La afición por correr hunde sus raíces en su infancia. Eran los noventa, una época que en Rusia se asocia a malos tiempos. Acababa de caer la Unión Soviética (1991), Rusia era un caos y Siberia especialmente. Había mafia, drogas y mucha delincuencia, así que muchos padres apuntaban a sus hijos a cualquier cosa con tal de que no estuviesen arruinando su futuro en la calle. "Y mis padres me apuntaron a hacer atletismo. Empecé con siete años y lo practiqué hasta los catorce. Me gustaba mucho hacer el salto de altura y los 110 metros vallas, hasta que me destrocé la rodilla. En Moscú seguí corriendo algo, pero jugué más al tenis, que comencé a practicarlo en Kemerovo porque mi entrenador de atletismo me apuntó también porque tenía mucha energía".
La montaña siempre le había gustado. Primero en Siberia y luego en Castellón. Pero nunca se le había ocurrido correr por las pendientes. Aquí comenzó a ir a Vilafamés, el pueblo de su suegra, en la Plana Alta, y se convirtió en su lugar de desconexión. Allí se olvida del móvil y todo se ralentiza. Hace diez años empezó a salir a pasear, a coger tomillo y romero, a respirar aire puro. Hasta que un día empezó a correr. Dos años más tarde comenzó a trabajar con el equipo de comunicación de Salomon, conoció de cerca los trails, las carreras de montaña, y se enganchó.
Su condición de ruso nunca la trasladó al deporte. Nikita recuerda que, de joven, iba a ver un partido de hockey hielo y si algún jugador del equipo rival le gustaba mucho, acababa sintiendo que simpatizaba más con la selección de Suecia, Finlandia o el país que fuera que con el suyo. Nunca fue un patriota de los deportes. Y cuando los amigos, ya en València, decían de ir a un bar a ver el partido de fútbol, Nikita iba por las cervezas y la compañía porque, en realidad, el fútbol le daba totalmente igual.

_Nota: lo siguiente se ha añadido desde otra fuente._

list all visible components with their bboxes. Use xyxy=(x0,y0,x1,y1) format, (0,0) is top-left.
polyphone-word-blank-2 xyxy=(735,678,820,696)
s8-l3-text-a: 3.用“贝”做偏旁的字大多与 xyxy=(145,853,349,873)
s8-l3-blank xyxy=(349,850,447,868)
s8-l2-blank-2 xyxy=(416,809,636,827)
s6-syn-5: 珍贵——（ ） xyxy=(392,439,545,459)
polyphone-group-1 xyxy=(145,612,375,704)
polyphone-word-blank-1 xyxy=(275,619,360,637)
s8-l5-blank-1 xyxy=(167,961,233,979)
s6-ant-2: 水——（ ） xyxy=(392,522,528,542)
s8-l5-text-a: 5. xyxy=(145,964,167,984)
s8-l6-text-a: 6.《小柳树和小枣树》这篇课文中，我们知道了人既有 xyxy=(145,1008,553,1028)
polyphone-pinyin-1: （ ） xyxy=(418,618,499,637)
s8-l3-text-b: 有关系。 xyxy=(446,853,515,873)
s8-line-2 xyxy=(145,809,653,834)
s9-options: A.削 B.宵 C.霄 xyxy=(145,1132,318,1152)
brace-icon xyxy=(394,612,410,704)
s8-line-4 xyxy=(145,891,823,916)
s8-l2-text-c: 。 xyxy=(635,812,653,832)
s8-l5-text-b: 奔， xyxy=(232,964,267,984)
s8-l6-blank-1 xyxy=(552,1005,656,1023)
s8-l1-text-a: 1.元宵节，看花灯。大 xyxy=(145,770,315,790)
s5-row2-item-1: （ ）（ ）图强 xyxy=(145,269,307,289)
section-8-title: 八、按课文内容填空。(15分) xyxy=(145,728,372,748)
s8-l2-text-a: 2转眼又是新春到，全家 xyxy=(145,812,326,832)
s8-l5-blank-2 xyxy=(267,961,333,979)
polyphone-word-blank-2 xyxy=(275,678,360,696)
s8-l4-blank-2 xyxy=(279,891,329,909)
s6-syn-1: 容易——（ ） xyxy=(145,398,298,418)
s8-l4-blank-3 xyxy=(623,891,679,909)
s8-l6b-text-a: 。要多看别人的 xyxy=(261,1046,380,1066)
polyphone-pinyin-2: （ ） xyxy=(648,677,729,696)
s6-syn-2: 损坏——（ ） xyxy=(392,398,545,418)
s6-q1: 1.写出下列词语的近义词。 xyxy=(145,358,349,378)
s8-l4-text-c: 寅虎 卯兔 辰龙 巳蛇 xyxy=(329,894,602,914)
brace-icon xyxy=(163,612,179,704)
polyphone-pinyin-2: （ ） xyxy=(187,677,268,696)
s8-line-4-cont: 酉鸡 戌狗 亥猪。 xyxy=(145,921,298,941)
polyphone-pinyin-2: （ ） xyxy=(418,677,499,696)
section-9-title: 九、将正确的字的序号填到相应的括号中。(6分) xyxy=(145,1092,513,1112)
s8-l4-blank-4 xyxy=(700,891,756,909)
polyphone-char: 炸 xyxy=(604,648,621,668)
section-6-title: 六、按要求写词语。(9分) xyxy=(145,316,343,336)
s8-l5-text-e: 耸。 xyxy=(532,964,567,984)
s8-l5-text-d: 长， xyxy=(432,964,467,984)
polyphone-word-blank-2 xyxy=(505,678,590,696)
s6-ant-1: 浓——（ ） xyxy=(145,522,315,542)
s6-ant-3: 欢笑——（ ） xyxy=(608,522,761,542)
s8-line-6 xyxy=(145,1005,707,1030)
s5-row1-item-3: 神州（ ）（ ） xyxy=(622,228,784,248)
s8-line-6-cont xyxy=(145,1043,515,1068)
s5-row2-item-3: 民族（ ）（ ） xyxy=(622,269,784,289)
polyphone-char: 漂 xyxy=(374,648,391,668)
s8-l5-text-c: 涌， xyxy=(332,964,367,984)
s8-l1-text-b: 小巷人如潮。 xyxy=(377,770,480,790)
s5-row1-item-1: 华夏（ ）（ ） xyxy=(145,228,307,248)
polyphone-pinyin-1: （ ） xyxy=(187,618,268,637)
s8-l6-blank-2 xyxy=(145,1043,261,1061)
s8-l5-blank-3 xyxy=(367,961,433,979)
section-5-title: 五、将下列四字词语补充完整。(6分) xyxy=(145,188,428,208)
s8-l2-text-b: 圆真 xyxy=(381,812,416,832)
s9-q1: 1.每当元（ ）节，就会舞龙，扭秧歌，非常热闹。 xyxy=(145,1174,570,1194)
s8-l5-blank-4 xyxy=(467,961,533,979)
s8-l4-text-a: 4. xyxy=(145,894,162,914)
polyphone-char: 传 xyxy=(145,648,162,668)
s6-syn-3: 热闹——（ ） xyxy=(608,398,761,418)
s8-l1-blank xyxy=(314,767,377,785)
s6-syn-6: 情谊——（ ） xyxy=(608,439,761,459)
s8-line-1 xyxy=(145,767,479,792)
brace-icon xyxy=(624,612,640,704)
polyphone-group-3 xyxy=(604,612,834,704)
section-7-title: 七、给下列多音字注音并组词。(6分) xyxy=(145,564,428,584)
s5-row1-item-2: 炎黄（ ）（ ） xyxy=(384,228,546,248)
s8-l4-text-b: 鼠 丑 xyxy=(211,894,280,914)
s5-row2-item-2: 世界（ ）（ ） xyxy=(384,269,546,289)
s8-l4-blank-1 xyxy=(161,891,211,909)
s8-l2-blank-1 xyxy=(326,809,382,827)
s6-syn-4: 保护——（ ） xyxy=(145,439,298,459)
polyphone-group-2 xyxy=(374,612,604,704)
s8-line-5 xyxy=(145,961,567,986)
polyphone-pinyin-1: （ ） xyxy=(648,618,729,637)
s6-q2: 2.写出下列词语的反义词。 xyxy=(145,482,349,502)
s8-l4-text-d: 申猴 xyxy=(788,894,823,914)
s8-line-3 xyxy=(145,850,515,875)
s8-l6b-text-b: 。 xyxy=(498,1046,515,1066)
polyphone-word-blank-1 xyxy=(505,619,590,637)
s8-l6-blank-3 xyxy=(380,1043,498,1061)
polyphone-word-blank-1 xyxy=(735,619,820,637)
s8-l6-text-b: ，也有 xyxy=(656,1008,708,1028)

Su mujer se llama María del Carmen, y, curiosamente, la familia le llama María y el resto, Carmen. "Yo la conocí como Carmen y ahora para mí es María", se ríe Nikita, que habla con admiración de ella. María, o Carmen, tiene también un nombre artístico: Señor Cifrián, que surge de coger su primer apellido, Cifrián, y el de su compañera, Esther Señor, la amiga que hizo el primer día en la carrera de Bellas Artes y con quien ha formado un colectivo artístico que ha recibido varios premios.
La entrevista llega a su fin. Nikita ha hablado de su vida, de su traslado de Rusia a España, y hasta de esa guerra que tiene horrorizado a Occidente. No ha tenido que tropezar con ningún tópico más. Pero, de repente, mientras estamos recogiendo, Kike, el fotógrafo, coge y pregunta: "Oye, Nikita, ¿tú bebes vodka?".